Personal information
- Full name: Gorka Etxeberria Aldasoro
- Date of birth: 26 February 1972 (age 54)
- Place of birth: San Sebastián, Spain

Managerial career
- Years: Team
- 2004: Al Khaleej
- 2012–2013: Salamanca
- 2013: Atlético CP
- 2017: Sydney Olympic
- 2020: Real Unión (caretaker)

= Gorka Etxeberria =

Spanish football manager

Gorka Etxeberria Aldasoro (born 26 February 1972) is a Spanish football manager and director of football.

He managed Salamanca and Real Unión in the Segunda División B, as well as Atlético of the Portuguese Segunda Liga and Sydney Olympic of the National Premier Leagues NSW.

Etxeberria had other roles in football, including as assistant manager at Zaragoza and Girona, and director of football at clubs including Alavés, Salamanca, Unionistas Salamanca and Real Unión.

==Career==
===Early career===
Born in San Sebastián in the Basque Country, Etxeberria told Marca in 2024: "I was a bad footballer, but instead of developing repudiation I became more in love". He began coaching in 2004, with Al Khaleej Club in the United Arab Emirates. He was assistant manager to Javier Irureta at La Liga club Real Zaragoza in 2008, and to Javi Salamero at Girona FC in the Segunda División in 2009.

In December 2009, Etxeberria made himself available for the vacant managerial position at Dorchester Town in the Conference South, the sixth tier of the English football league system. He was made a consultant and first-team coach while the search for a permanent manager was delayed by legal issues between the club and its former chairman. In March 2010, caretaker manager Ashley Vickers was given the job permanently and Etxeberria returned to Spain to become director of football at Deportivo Alavés in the Segunda División B. He resigned from the club from Vitoria-Gasteiz in May 2011, with weeks of his contract remaining.

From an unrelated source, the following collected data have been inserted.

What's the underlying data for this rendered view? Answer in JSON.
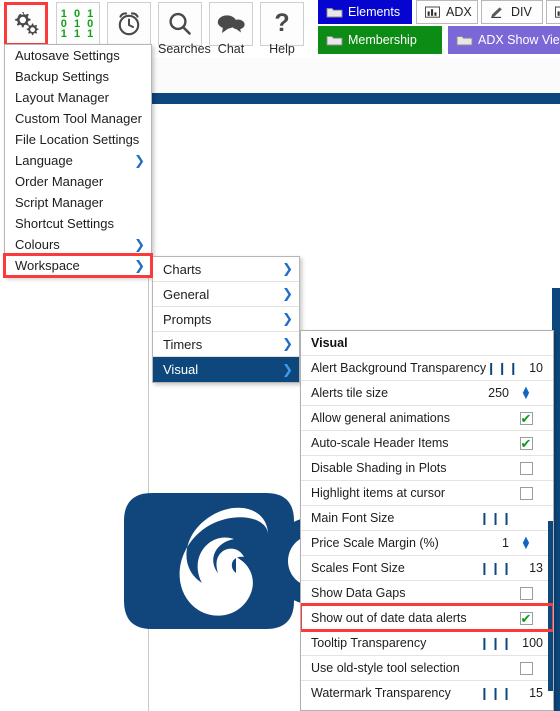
{
  "toolbar": {
    "buttons": [
      {
        "icon": "gears-icon",
        "label": "",
        "name": "settings-button",
        "selected": true
      },
      {
        "icon": "binary-icon",
        "label": "",
        "name": "binary-button",
        "selected": false
      },
      {
        "icon": "alarm-icon",
        "label": "",
        "name": "alarm-button",
        "selected": false
      },
      {
        "icon": "search-icon",
        "label": "Searches",
        "name": "searches-button",
        "selected": false
      },
      {
        "icon": "chat-icon",
        "label": "Chat",
        "name": "chat-button",
        "selected": false
      },
      {
        "icon": "help-icon",
        "label": "Help",
        "name": "help-button",
        "selected": false
      }
    ],
    "binary_rows": [
      "1 0 1",
      "0 1 0",
      "1 1 1"
    ],
    "tabs_row1": [
      {
        "label": "Elements",
        "icon": "folder-icon",
        "style": "blue"
      },
      {
        "label": "ADX",
        "icon": "bars-icon",
        "style": "plain"
      },
      {
        "label": "DIV",
        "icon": "pencil-icon",
        "style": "plain"
      },
      {
        "label": "",
        "icon": "bars-icon",
        "style": "plain"
      }
    ],
    "tabs_row2": [
      {
        "label": "Membership",
        "icon": "folder-icon",
        "style": "green"
      },
      {
        "label": "ADX Show Views",
        "icon": "folder-icon",
        "style": "purple"
      }
    ]
  },
  "menu1": {
    "items": [
      {
        "label": "Autosave Settings",
        "arrow": false,
        "highlighted": false,
        "boxed": false
      },
      {
        "label": "Backup Settings",
        "arrow": false,
        "highlighted": false,
        "boxed": false
      },
      {
        "label": "Layout Manager",
        "arrow": false,
        "highlighted": false,
        "boxed": false
      },
      {
        "label": "Custom Tool Manager",
        "arrow": false,
        "highlighted": false,
        "boxed": false
      },
      {
        "label": "File Location Settings",
        "arrow": false,
        "highlighted": false,
        "boxed": false
      },
      {
        "label": "Language",
        "arrow": true,
        "highlighted": false,
        "boxed": false
      },
      {
        "label": "Order Manager",
        "arrow": false,
        "highlighted": false,
        "boxed": false
      },
      {
        "label": "Script Manager",
        "arrow": false,
        "highlighted": false,
        "boxed": false
      },
      {
        "label": "Shortcut Settings",
        "arrow": false,
        "highlighted": false,
        "boxed": false
      },
      {
        "label": "Colours",
        "arrow": true,
        "highlighted": false,
        "boxed": false
      },
      {
        "label": "Workspace",
        "arrow": true,
        "highlighted": false,
        "boxed": true
      }
    ]
  },
  "menu2": {
    "items": [
      {
        "label": "Charts",
        "arrow": true,
        "highlighted": false
      },
      {
        "label": "General",
        "arrow": true,
        "highlighted": false
      },
      {
        "label": "Prompts",
        "arrow": true,
        "highlighted": false
      },
      {
        "label": "Timers",
        "arrow": true,
        "highlighted": false
      },
      {
        "label": "Visual",
        "arrow": true,
        "highlighted": true
      }
    ]
  },
  "visual_panel": {
    "title": "Visual",
    "rows": [
      {
        "label": "Alert Background Transparency",
        "control": "slider",
        "value": "10",
        "checked": null,
        "boxed": false
      },
      {
        "label": "Alerts tile size",
        "control": "spinner",
        "value": "250",
        "checked": null,
        "boxed": false
      },
      {
        "label": "Allow general animations",
        "control": "checkbox",
        "value": "",
        "checked": true,
        "boxed": false
      },
      {
        "label": "Auto-scale Header Items",
        "control": "checkbox",
        "value": "",
        "checked": true,
        "boxed": false
      },
      {
        "label": "Disable Shading in Plots",
        "control": "checkbox",
        "value": "",
        "checked": false,
        "boxed": false
      },
      {
        "label": "Highlight items at cursor",
        "control": "checkbox",
        "value": "",
        "checked": false,
        "boxed": false
      },
      {
        "label": "Main Font Size",
        "control": "slider",
        "value": "",
        "checked": null,
        "boxed": false
      },
      {
        "label": "Price Scale Margin (%)",
        "control": "spinner",
        "value": "1",
        "checked": null,
        "boxed": false
      },
      {
        "label": "Scales Font Size",
        "control": "slider",
        "value": "13",
        "checked": null,
        "boxed": false
      },
      {
        "label": "Show Data Gaps",
        "control": "checkbox",
        "value": "",
        "checked": false,
        "boxed": false
      },
      {
        "label": "Show out of date data alerts",
        "control": "checkbox",
        "value": "",
        "checked": true,
        "boxed": true
      },
      {
        "label": "Tooltip Transparency",
        "control": "slider",
        "value": "100",
        "checked": null,
        "boxed": false
      },
      {
        "label": "Use old-style tool selection",
        "control": "checkbox",
        "value": "",
        "checked": false,
        "boxed": false
      },
      {
        "label": "Watermark Transparency",
        "control": "slider",
        "value": "15",
        "checked": null,
        "boxed": false
      }
    ]
  },
  "colors": {
    "accent_navy": "#0d477c",
    "highlight_red": "#fb3b3b",
    "tick_green": "#0a9a1e",
    "tab_blue": "#0505cf",
    "tab_green": "#0c8c14",
    "tab_purple": "#7b68d6"
  }
}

Etxeberria was hired as manager and director at UD Salamanca in June 2012, with the third-tier club being in serious economic problems. He was dismissed from his coaching position the following 4 March and replaced with B-team manager José María Hernández, as the club was dissolved at the end of the season. UDS was succeeded by the corporately related Salamanca CF UDS, and the fan-driven Unionistas de Salamanca CF; in 2019 Etxeberria said that he had spoken to Salamanca's mayor in a failed attempt to ensure there was only one successor.

===Portugal and Australia===
In August 2013, Etxeberria turned down an approach from Caudal Deportivo in Spain's third tier and a youth team from his hometown in order to join Atlético Clube de Portugal in the neighbouring country's Segunda Liga. Having taken 12 points from 14 games, and with the Lisbon-based club in 19th place, he left on 9 November.

After three years as director of CD Hernani in his native Gipuzkoa, Etxeberria headed abroad again in June 2017, on an 18-month deal at Sydney Olympic FC of the second-tier National Premier Leagues NSW. He was sacked on 2 March 2018 as the first dismissal of the season, and replaced by Abbas Saad. In February 2020, he and Chris Taylor of South Melbourne FC were awarded AU$80,000 in compensation each by a FIFA tribunal, which ruled that they were wrongfully dismissed.

===Return to Spain===
In June 2018, Etxeberria returned to Salamanca as director of Unionistas. He left in November 2019, with the club second from bottom. The following January, he was hired on an 18-month deal at Real Unión in his home province. On 25 February 2020, the club from Irun sacked Alberto Iturralde and put Etxeberria in caretaker charge as manager. In June 2021, with the club promoted to the new Primera Federación and under ownership of Unai Emery's family, he signed a one-year contract extension. He left at its end.

Etxeberria was hired in another directorial role at CF Rayo Majadahonda in June 2022. He lasted only weeks before being replaced by Néstor Susaeta. In January 2023, he returned to the city of Zaragoza after nearly 15 years away, joining CD Ebro in the same position.